Dimanche dernier, une délégation d'imams britanniques s'est rendue en France pour manifester sa solidarité envers les Juifs de France. La délégation était composée de Shaukat Warraich, directeur de l’organisation « Faith Associates » à Londres, l’avocat et imam Qari Asmi, Hafiz Zahid Shabir, président du Conseil des Mosquées de Bristol, Ustadah Khola Hasan, femme juge de droit islamique et écrivain de Londres, et Ustadah Naima Ali Khan, professeur de sciences coranique.  Edwin Shuker, juif britannique d’origine irakienne, membre du Board of Deputies, a accompagné la délégation.
Pris par des obligations personnelles, je n'ai pu hélas faire me joindre à mes ami(e)s du CRIF qui les ont accueillis.   

Sur ce lien, le compte-rendu de leur visite par mon amie Eve Gani.

Sur la photo ci-dessous, la prière de la délégation devant l'Hypercasher de la Porte de Vincennes.
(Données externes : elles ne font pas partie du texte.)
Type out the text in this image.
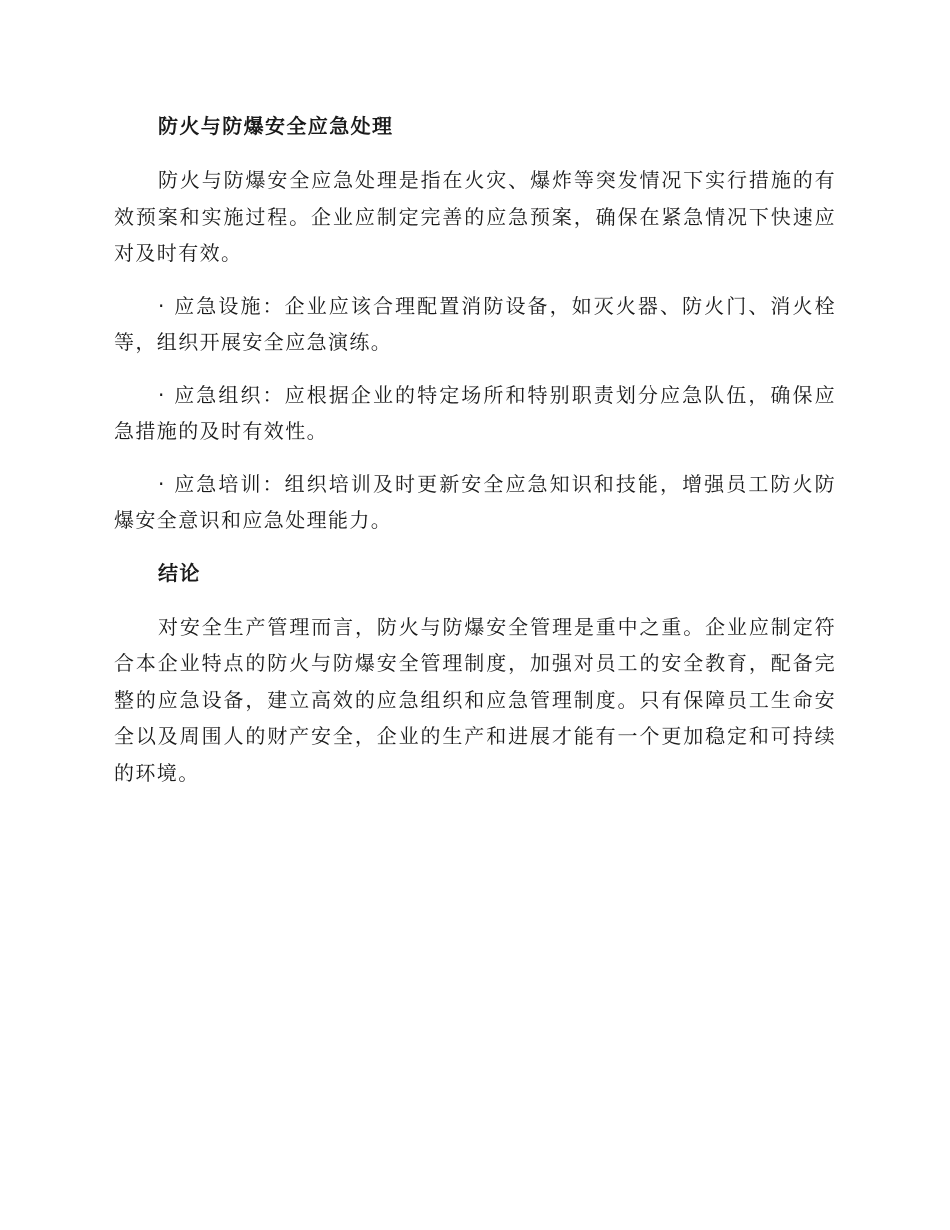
防火与防爆安全应急处理

防火与防爆安全应急处理是指在火灾、爆炸等突发情况下实行措施的有效预案和实施过程。企业应制定完善的应急预案，确保在紧急情况下快速应对及时有效。

· 应急设施：企业应该合理配置消防设备，如灭火器、防火门、消火栓等，组织开展安全应急演练。

· 应急组织：应根据企业的特定场所和特别职责划分应急队伍，确保应急措施的及时有效性。

· 应急培训：组织培训及时更新安全应急知识和技能，增强员工防火防爆安全意识和应急处理能力。

结论

对安全生产管理而言，防火与防爆安全管理是重中之重。企业应制定符合本企业特点的防火与防爆安全管理制度，加强对员工的安全教育，配备完整的应急设备，建立高效的应急组织和应急管理制度。只有保障员工生命安全以及周围人的财产安全，企业的生产和进展才能有一个更加稳定和可持续的环境。
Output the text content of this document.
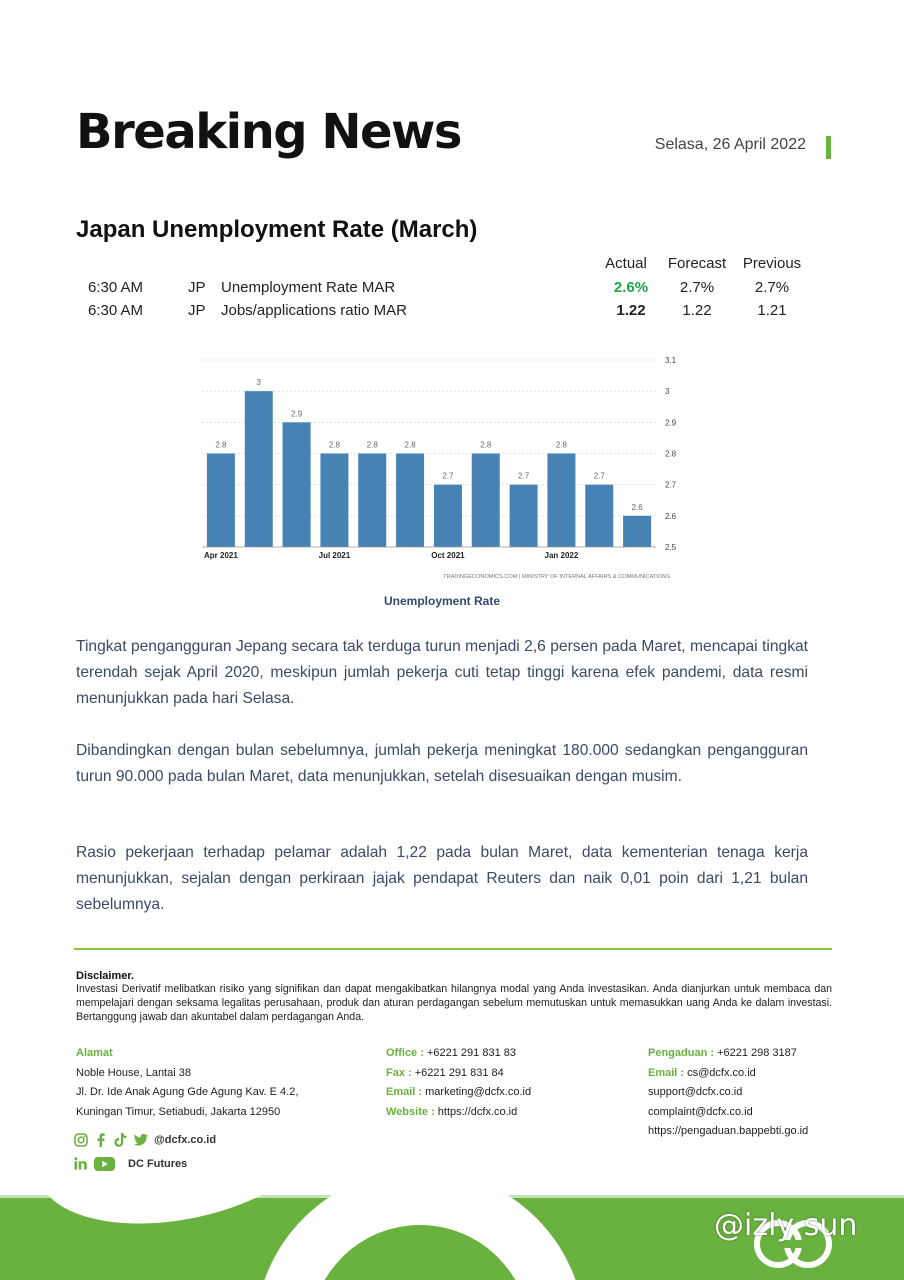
Breaking News	Selasa, 26 April 2022
Japan Unemployment Rate (March)
Actual	Forecast	Previous
6:30 AM	JP Unemployment Rate MAR	2.6%	2.7%	2.7%
6:30 AM	JP Jobs/applications ratio MAR	1.22	1.22	1.21
2.5
2.6
2.7
2.8
2.9
3
3.1
2.8
3
2.9
2.8	2.8	2.8
2.7
2.8
2.7
2.8
2.7
2.6
Apr 2021	Jul 2021	Oct 2021	Jan 2022
TRADINGECONOMICS.COM | MINISTRY OF INTERNAL AFFAIRS & COMMUNICATIONS
Unemployment Rate
Tingkat pengangguran Jepang secara tak terduga turun menjadi 2,6 persen pada Maret, mencapai tingkat terendah sejak April 2020, meskipun jumlah pekerja cuti tetap tinggi karena efek pandemi, data resmi menunjukkan pada hari Selasa.
Dibandingkan dengan bulan sebelumnya, jumlah pekerja meningkat 180.000 sedangkan pengangguran turun 90.000 pada bulan Maret, data menunjukkan, setelah disesuaikan dengan musim.
Rasio pekerjaan terhadap pelamar adalah 1,22 pada bulan Maret, data kementerian tenaga kerja menunjukkan, sejalan dengan perkiraan jajak pendapat Reuters dan naik 0,01 poin dari 1,21 bulan sebelumnya.
Disclaimer.
Investasi Derivatif melibatkan risiko yang signifikan dan dapat mengakibatkan hilangnya modal yang Anda investasikan. Anda dianjurkan untuk membaca dan mempelajari dengan seksama legalitas perusahaan, produk dan aturan perdagangan sebelum memutuskan untuk memasukkan uang Anda ke dalam investasi. Bertanggung jawab dan akuntabel dalam perdagangan Anda.
Alamat
Noble House, Lantai 38
Jl. Dr. Ide Anak Agung Gde Agung Kav. E 4.2,
Kuningan Timur, Setiabudi, Jakarta 12950
Office : +6221 291 831 83
Fax : +6221 291 831 84
Email : marketing@dcfx.co.id
Website : https://dcfx.co.id
Pengaduan : +6221 298 3187
Email : cs@dcfx.co.id
support@dcfx.co.id
complaint@dcfx.co.id
https://pengaduan.bappebti.go.id
@dcfx.co.id
DC Futures
@izly sun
On reconnait parmi eux l'imam Chalghoumi qu'ils ont rencontré, ainsi que plusieurs personnalités musulmanes.

 

La seconde illustration est une photo prise dans la bibliothèque de la Grande Mosquée de Paris, le mardi 27 janvier. Elle réunit les participants du dernier "Comité stratégique" de la Fraternité d'Abraham (voir son site en lien permanent). On me reconnait sur la gauche, entre le Secrétaire Général et le Président de la Fraternité. 

Le comité stratégique est composé de personnalités issues des milieux religieux, économiques, académiques, artistiques, engagés dans des actions proches des objectifs de notre association. Il se réunit au moins une fois l’an avec le comité directeur, qui sollicite ses avis. Étaient notamment présents le Pasteur Clavairoly, Président de la Fédération Protestante de France, le Sénateur honoraire Pierre Laffitte, Président de la Fondation Sophia Antipolis, et l'écrivain Karima Berger, qui a été l'invitée de "Rencontre" l'année dernière. Parmi les nouveaux membres du Comité Directeur, Mohammed Moussaoui, ancien Président du CFCM, et le Pasteur James Woody. 

Bien que ce genre de réunion soit, par vocation, détachée de l'actualité, l'anniversaire de la libération d'Auschwitz et la lutte contre la radicalisation islamiste ont, bien sûr, été également évoqués.